You see if you take into consideration current NBN plan pricing the discrepancies are already there, even when you go for the same download speeds. A quick look at iiNet’s pricing shows that your bog standard ADSL2+ connection with a decent amount of downloads will cost you about $50/month whereas the equivalent NBN plan runs about $75/month. Decreasing the ADSL2+ plan by 10%, a whopping $5, isn’t going to change much when there’s already a $25/month price differential between the two. Indeed if people only choose the cheaper option then we should’ve seen that in the adoption rates of the original NBN, correct?
However as the adoption rates have shown Australians are ready, willing and able to pay a premium for better Internet services and have been doing so for years with the original FTTP NBN. The fact of the matter is that whilst ADSL2+ may advertise NBN level speeds it almost always delivers far less than that with most customers only getting a fraction of the speeds they are promised. The FTTP NBN on the other hand delivers exactly the kind of speeds it advertises and thus the value proposition is much greater than its ADSL2+ equivalent. The MTM NBN won’t have this capability unfortunately due to its mixed use of FTTN technologies which simply can’t make the same promises about speed.
It’s things like this that do nothing to endear the Liberal party to the technical vote as it’s so easy to see through the thin veil of political posturing and rhetoric.

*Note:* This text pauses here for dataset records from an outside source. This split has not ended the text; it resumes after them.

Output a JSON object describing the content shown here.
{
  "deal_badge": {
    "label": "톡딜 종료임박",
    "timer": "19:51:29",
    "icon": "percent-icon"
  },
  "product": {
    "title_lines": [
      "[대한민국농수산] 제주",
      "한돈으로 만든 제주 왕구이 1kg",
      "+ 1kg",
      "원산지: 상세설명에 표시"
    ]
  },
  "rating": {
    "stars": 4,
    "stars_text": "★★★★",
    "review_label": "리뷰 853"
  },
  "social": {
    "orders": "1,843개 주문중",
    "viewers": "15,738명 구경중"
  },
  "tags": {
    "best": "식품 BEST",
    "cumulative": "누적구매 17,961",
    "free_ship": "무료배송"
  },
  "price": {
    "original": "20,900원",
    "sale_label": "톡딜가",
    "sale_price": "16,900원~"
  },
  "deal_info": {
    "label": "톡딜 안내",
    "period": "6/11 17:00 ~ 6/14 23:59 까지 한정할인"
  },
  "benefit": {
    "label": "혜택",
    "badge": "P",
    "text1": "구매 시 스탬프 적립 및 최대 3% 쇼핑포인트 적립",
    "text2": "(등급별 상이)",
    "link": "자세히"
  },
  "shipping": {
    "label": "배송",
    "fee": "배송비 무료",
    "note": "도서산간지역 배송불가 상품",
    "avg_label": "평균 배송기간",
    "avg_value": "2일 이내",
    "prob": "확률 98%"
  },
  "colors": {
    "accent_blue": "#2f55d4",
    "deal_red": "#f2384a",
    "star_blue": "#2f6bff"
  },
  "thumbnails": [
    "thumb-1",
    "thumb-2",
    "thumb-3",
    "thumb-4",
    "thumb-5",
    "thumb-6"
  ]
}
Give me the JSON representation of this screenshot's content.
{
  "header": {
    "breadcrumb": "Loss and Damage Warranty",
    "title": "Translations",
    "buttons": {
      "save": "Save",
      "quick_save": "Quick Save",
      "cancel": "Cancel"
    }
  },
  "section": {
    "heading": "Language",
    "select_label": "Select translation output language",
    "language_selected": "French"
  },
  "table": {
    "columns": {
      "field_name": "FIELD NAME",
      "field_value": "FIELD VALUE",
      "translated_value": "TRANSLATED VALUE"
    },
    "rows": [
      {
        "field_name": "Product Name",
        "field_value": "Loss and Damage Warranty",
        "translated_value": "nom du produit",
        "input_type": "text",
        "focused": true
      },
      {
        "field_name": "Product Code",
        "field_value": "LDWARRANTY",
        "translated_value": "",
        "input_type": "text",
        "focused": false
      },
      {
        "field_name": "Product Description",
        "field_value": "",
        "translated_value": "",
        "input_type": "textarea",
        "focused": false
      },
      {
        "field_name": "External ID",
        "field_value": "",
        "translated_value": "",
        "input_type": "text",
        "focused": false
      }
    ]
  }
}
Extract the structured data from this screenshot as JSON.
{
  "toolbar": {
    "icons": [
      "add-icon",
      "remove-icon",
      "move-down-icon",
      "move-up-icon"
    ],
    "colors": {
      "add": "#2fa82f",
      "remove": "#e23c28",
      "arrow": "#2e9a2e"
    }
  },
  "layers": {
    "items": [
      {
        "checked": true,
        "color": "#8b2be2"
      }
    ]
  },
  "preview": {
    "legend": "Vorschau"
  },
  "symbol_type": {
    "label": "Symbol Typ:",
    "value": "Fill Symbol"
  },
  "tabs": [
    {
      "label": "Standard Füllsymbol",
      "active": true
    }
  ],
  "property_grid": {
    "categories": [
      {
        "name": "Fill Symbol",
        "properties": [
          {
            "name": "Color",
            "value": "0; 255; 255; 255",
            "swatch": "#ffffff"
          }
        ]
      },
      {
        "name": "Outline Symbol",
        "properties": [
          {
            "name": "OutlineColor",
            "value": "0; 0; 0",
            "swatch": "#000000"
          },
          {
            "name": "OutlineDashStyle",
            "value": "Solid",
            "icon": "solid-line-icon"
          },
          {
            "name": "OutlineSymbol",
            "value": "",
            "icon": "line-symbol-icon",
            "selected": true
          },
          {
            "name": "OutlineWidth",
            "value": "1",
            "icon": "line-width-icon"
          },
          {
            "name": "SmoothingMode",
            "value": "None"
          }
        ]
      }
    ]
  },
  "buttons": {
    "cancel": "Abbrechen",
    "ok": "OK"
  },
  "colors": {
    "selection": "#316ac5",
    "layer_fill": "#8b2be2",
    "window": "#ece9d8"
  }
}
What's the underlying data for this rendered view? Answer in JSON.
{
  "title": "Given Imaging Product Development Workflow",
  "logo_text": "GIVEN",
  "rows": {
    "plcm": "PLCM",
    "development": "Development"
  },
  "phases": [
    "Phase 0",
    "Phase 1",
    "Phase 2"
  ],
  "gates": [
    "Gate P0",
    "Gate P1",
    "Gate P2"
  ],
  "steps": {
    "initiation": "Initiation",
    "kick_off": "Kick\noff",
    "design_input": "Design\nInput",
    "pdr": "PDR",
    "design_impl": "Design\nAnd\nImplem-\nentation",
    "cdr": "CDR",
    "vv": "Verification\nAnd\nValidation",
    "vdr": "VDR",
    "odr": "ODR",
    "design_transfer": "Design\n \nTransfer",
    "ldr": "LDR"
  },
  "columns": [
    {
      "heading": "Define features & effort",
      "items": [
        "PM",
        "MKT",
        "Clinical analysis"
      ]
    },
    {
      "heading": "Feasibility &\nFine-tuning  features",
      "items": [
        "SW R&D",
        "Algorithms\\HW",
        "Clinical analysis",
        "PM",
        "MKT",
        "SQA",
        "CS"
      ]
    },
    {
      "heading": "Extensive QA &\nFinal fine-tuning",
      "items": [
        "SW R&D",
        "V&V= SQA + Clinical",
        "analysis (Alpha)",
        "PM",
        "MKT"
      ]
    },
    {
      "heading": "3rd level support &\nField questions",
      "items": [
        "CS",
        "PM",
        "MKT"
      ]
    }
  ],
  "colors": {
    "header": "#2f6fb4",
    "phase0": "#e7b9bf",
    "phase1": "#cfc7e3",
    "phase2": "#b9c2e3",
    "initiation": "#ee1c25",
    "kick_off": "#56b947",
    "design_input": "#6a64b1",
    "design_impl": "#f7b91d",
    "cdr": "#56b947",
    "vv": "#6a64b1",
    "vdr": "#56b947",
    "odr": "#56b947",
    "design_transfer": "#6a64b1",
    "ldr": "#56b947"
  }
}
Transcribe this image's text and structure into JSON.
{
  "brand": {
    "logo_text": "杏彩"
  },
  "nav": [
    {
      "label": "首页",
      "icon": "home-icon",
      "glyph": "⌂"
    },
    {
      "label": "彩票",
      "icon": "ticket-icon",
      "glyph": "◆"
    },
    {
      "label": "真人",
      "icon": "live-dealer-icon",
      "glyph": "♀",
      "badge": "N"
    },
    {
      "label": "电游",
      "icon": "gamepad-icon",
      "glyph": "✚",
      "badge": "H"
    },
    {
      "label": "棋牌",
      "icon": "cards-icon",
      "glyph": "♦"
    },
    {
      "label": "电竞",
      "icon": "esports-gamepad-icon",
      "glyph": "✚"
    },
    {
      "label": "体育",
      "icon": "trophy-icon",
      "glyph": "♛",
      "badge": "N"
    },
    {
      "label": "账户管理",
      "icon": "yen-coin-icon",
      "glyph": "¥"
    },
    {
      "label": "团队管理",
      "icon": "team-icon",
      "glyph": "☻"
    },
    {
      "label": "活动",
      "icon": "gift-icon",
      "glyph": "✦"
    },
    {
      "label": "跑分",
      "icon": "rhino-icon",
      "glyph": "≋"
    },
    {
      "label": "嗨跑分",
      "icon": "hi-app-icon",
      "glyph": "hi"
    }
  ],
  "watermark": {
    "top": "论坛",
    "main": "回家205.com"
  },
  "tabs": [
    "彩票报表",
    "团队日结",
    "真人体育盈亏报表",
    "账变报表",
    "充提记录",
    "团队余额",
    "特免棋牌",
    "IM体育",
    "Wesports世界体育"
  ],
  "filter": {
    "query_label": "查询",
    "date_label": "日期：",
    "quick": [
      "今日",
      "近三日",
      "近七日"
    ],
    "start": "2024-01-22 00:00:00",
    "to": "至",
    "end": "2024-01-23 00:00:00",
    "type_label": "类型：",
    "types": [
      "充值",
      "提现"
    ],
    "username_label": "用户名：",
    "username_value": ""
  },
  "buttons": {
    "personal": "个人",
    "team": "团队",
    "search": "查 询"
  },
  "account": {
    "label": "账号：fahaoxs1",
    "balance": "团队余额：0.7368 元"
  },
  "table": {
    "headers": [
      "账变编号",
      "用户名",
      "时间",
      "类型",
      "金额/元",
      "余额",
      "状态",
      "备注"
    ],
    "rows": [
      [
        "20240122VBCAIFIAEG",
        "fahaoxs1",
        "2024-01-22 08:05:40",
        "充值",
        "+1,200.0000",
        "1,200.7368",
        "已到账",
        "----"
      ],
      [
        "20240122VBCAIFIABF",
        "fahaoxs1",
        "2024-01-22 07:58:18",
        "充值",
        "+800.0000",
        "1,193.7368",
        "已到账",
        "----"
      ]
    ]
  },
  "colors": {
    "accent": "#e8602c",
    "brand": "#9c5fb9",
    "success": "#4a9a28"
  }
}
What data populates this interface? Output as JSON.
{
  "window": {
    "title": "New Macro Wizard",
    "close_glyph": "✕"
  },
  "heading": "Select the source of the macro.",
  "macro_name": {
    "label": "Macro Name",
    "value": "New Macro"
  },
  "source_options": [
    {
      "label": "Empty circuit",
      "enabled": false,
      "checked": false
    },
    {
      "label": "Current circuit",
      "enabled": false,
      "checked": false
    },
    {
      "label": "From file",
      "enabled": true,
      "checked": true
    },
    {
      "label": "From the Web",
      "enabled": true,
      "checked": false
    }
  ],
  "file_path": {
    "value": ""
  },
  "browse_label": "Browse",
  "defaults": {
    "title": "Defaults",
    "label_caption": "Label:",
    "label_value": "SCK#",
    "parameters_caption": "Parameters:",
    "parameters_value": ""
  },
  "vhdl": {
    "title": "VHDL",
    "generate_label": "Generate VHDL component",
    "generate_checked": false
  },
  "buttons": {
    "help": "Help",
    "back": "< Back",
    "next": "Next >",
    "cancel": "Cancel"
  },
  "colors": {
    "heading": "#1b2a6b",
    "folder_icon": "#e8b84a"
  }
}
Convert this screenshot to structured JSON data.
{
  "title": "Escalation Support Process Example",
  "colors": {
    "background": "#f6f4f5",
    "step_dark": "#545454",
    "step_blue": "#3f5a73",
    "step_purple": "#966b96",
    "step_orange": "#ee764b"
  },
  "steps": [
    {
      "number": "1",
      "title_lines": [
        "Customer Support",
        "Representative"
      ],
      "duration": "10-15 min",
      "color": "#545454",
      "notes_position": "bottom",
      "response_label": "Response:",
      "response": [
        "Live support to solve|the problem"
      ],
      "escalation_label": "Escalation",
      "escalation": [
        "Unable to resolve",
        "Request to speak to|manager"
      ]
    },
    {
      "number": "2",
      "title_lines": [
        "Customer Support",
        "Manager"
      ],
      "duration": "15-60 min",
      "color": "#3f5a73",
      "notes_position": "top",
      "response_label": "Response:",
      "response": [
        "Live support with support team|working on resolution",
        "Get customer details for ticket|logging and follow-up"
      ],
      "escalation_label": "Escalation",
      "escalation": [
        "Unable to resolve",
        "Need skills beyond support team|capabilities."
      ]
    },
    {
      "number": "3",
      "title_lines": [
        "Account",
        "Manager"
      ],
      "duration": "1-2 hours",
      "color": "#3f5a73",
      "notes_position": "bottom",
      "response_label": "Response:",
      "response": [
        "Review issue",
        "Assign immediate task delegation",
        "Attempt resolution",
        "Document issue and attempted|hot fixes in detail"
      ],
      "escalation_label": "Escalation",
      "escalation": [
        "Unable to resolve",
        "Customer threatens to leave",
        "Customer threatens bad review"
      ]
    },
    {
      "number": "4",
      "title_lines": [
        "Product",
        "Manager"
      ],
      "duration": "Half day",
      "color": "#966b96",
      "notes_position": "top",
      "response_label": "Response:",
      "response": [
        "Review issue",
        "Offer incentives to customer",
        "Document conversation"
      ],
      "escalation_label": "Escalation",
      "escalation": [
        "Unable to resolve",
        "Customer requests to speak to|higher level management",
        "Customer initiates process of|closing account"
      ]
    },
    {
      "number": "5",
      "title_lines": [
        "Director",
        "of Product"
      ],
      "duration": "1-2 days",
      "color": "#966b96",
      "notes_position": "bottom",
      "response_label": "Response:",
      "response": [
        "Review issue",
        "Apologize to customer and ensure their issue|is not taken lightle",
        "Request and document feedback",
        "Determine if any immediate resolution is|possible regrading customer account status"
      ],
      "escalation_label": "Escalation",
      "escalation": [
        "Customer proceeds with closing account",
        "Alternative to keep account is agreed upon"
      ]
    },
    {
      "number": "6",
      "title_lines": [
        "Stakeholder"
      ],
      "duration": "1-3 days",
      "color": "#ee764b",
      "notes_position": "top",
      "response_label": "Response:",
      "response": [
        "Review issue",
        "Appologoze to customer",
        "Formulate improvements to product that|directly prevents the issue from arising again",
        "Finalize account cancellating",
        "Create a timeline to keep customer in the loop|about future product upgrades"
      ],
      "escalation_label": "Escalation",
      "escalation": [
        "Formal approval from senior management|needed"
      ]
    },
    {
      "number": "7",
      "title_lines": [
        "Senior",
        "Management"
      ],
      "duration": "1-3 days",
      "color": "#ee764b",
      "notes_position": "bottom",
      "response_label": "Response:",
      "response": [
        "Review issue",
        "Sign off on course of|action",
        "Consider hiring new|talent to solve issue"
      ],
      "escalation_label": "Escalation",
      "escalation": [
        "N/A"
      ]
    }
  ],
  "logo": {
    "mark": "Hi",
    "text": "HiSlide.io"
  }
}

The facts on this matter are clear, Australians want better broadband and they’re willing to pay for it. Having cheaper options aren’t going to affect this, instead they will provide the opportunity for those who are currently locked out of the broadband market to get into it. Then for those of us who have a need for faster Internet connections we’ll happily pay the premium knowing full well that we’ll get the speeds that are advertised rather than a fraction of them. The sooner the Liberal party wakes up and realises things like this the better, but I’m not holding out any hopes that they will.